This article shows you how to create a sample Spark Job and run it on a Microsoft Azure Databricks cluster.
Powered by Apache Spark, Databricks, is one of the first platforms to provide serverless computing. Databricks provides automated cluster management that scales according to the load.
Open Talend Studio.
In the Repository view, expand Job Designs, right-click Big Data Batch, then select Create Big Data Batch Job.
In the pop-up window, enter Databricks_Sample in the Name text box. Fill in the Purpose and Description text boxes. Click Finish.
Search for the tRowGenerator component in the Palette on the right, then drag it to the Designer.
In the Basic settings view of the tRowGenerator component, clear the Define a storage configuration component check box.

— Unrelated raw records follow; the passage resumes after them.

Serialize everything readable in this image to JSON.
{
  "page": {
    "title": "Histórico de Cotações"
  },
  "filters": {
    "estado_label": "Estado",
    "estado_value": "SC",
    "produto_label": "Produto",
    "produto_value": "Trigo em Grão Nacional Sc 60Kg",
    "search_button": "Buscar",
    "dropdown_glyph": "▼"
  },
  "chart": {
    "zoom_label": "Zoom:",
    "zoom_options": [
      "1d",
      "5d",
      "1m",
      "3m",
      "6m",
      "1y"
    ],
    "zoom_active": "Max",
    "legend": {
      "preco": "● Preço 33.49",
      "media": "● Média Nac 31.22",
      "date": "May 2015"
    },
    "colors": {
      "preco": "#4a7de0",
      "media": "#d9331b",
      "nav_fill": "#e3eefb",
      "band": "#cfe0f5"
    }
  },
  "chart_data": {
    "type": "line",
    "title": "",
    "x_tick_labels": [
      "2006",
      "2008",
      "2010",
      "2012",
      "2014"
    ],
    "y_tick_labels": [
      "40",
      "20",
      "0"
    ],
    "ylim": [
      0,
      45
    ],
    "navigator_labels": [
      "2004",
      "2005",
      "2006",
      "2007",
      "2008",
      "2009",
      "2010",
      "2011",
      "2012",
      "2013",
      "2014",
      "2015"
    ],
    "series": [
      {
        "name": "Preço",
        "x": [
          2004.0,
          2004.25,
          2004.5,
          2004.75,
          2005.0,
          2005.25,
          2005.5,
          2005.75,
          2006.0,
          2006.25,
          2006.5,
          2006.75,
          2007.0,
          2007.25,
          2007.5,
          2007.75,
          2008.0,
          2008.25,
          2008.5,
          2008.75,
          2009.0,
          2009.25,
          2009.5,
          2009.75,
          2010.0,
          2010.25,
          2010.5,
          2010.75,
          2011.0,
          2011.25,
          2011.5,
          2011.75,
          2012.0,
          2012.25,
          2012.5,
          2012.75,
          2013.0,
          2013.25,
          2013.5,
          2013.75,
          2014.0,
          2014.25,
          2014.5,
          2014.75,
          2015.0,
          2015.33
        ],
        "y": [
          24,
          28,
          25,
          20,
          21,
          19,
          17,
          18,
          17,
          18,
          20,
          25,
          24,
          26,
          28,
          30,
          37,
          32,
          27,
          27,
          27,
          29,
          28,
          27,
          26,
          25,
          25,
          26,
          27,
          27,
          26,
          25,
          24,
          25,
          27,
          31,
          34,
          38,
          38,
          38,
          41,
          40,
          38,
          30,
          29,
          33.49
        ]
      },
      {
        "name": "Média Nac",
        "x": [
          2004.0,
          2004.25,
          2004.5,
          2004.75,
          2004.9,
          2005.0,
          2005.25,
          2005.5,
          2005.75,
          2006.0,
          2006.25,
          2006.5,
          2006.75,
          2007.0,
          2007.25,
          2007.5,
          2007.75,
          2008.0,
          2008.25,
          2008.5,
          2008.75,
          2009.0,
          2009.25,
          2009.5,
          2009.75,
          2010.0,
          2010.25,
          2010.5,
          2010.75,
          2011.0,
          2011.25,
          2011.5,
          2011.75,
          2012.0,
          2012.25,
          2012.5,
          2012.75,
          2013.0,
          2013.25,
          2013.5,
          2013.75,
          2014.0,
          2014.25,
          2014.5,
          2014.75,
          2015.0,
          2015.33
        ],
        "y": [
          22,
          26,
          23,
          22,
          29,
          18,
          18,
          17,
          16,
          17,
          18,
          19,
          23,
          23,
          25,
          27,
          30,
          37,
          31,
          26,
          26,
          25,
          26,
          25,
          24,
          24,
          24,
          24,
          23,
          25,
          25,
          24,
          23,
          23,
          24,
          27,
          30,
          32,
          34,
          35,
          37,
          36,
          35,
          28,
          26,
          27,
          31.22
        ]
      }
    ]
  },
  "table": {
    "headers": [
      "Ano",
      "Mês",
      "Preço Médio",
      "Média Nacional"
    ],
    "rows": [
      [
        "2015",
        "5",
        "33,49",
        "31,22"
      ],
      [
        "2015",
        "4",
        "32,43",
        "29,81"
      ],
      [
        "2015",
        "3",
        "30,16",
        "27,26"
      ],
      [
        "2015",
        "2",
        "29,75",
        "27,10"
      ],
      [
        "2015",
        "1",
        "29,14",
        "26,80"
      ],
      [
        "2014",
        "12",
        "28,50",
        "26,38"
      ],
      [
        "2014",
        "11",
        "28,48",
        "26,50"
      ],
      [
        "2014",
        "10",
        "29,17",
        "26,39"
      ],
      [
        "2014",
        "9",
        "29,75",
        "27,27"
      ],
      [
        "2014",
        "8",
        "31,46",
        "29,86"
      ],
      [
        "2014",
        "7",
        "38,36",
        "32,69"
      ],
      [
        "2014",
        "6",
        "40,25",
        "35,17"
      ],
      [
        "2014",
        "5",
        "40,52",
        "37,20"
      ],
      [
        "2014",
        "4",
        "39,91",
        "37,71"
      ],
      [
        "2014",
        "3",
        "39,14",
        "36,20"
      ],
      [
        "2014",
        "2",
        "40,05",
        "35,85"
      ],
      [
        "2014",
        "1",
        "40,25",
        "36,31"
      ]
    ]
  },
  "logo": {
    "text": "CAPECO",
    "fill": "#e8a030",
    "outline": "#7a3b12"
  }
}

Double-click the tRowGenerator component. In the pop-up window, click the green + sign three times to add three columns.
Rename the newColumn to ID, change the Type to Integer, then select Numeric.sequence(String,int,int) from the Functions pull-down menu.
Rename the newColumn1 to FirstName, leave the Type as String, then select TalendDataGenerator.getFirstName() from the Functions pull-down menu. Similarly, rename the newColumn2 to LastName, leave the Type as String, then select TalendDataGenerator.getLastName() from the Functions drop-down menu. Click OK.

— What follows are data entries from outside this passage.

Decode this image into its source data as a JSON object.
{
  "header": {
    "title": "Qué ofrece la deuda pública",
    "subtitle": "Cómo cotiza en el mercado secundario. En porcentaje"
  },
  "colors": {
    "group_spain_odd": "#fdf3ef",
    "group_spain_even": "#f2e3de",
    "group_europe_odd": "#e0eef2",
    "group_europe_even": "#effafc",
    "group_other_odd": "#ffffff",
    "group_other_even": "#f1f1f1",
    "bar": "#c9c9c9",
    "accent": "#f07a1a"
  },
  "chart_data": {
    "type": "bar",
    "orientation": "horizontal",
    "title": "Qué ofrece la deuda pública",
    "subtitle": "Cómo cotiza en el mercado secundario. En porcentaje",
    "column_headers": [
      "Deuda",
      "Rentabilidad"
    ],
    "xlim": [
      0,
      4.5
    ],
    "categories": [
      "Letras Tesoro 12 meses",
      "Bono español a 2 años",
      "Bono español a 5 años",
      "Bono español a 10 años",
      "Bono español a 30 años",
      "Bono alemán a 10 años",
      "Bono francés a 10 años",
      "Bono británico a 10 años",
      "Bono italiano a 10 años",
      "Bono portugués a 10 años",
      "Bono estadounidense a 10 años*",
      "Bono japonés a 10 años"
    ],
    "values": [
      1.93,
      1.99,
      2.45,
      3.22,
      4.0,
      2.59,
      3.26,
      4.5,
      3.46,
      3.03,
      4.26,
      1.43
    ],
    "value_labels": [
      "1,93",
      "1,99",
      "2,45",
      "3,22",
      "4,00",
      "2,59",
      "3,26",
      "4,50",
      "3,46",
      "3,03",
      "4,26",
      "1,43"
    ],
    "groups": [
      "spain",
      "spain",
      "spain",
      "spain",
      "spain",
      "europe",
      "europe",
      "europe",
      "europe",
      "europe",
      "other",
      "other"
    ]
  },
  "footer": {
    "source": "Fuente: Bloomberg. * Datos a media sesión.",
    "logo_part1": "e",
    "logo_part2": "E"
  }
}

Search for the tLogRow component in the Palette on the right, then drag it to the Designer.
Right-click the tRowGenerator component, then selecting Row > Main, connect it to the tLogRow component.
In the Job, switch to the Spark Configuration tab in the Run view. Clear the Use local mode check box, then from the Distribution drop-down menu select Databricks.
Configure the Endpoint, Cluster ID, and Token using your Microsoft Azure Databricks cluster registration settings.
Select the Basic Run tab. Click Run.
After successful completion of the Job review the output in the Spark Driver Logs in the Azure Databricks portal.
This article showed you how to build a sample Spark Job in Talend Studio and how to run it on the Spark engine of the Azure Databricks cluster.